Zdecydowanie. Jestem zdania, że nie tylko Platforma. (…) Staram się robić to radykalnie
– powiedział Markowski.
Socjolog nie podarował sobie przybrania pozy wielkiego światowca i przekonywał, że partia taka jak PiS, nie mogłaby tak długo rządzić w „protestanckim kraju demokratycznym”.
Na podstawie deptania polskiej konstytucji. Gdyby taka partia przytrafiła się w Szwecji, Norwegii, Holandii, jakimkolwiek protestanckim kraju demokratycznym.

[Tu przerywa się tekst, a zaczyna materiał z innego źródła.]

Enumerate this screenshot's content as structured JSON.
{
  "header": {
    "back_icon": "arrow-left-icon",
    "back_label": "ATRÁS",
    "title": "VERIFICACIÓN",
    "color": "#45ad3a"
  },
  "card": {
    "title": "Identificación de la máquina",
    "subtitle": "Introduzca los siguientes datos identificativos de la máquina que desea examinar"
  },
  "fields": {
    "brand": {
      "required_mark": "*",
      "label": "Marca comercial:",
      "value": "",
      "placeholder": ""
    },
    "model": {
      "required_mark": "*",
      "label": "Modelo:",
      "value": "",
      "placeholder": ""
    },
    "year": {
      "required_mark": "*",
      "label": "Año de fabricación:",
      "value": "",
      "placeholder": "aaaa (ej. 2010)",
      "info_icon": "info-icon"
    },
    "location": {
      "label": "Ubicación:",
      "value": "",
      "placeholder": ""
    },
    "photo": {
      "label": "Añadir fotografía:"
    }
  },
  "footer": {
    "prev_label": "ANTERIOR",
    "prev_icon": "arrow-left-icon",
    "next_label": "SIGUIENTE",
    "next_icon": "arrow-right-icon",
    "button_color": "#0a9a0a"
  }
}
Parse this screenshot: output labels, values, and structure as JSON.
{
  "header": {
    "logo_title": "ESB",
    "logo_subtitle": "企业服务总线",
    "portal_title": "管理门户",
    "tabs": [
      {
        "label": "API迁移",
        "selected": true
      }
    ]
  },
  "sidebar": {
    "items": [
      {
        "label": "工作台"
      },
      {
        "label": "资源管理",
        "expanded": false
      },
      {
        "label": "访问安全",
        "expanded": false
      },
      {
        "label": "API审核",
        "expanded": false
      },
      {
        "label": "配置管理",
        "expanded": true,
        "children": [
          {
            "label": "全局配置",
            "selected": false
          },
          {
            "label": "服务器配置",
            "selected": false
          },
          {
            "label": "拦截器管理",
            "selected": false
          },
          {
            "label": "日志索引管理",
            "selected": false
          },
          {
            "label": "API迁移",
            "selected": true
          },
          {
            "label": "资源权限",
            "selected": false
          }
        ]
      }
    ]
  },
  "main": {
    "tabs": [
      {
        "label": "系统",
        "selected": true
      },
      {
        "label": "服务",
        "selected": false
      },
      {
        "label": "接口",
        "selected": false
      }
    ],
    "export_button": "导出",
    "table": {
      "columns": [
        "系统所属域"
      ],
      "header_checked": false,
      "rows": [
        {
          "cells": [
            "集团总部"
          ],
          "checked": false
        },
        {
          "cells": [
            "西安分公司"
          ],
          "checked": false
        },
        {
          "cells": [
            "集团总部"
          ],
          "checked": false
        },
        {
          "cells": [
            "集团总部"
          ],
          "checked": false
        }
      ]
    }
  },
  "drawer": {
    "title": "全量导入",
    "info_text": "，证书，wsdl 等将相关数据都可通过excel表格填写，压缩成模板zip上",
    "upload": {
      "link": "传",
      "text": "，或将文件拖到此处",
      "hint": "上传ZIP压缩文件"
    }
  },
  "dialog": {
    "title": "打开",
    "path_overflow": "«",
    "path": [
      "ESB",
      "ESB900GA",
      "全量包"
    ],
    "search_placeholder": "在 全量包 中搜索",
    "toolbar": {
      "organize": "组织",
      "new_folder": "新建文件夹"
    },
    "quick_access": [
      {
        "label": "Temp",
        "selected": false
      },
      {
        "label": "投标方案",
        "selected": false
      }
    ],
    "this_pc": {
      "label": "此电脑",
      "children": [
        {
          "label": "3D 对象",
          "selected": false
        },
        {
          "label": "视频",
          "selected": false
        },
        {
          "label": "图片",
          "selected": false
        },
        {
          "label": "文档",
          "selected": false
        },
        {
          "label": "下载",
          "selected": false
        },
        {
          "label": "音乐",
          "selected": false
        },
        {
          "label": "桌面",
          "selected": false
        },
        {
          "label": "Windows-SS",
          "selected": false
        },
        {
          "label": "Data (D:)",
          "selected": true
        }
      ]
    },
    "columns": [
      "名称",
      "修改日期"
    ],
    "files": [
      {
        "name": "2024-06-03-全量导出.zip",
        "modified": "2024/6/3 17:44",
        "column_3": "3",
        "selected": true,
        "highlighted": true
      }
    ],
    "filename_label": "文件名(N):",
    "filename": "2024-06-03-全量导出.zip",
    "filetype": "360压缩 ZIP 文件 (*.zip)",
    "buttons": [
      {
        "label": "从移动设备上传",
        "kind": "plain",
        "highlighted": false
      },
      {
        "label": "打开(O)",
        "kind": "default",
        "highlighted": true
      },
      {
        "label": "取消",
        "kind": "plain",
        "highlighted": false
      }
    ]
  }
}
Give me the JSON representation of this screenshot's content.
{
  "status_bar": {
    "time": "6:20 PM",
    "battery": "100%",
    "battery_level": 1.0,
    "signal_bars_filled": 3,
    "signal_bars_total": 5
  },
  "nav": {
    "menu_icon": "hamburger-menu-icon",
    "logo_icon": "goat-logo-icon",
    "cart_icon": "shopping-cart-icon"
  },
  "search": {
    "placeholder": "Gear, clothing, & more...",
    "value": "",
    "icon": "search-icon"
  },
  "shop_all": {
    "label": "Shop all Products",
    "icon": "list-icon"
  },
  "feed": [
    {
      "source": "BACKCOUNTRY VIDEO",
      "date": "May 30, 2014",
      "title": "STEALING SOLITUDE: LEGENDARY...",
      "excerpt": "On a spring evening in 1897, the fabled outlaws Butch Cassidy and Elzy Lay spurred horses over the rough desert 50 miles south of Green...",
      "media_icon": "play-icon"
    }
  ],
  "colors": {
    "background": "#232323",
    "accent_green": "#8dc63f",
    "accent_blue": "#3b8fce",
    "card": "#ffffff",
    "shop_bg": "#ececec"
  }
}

To po pierwsze, nigdy by taka partia nie rządziła siedem lat, bo ulica by ich zdmuchnęła, a takie deptanie instytucjonalne infrastruktury państwa, taka korupcja. Ale najważniejsze jest to konstytucyjne
– mówił Markowski.
Oczekiwania wobec opozycji
Oczekiwałbym od opozycji wniosku o delegalizację tej partii. (…) Ta propozycja powinna paść
– dodał.
Następnie przekonywał, że delegalizacja PiS nie jest możliwa tak długo, jak rządzi sam PiS.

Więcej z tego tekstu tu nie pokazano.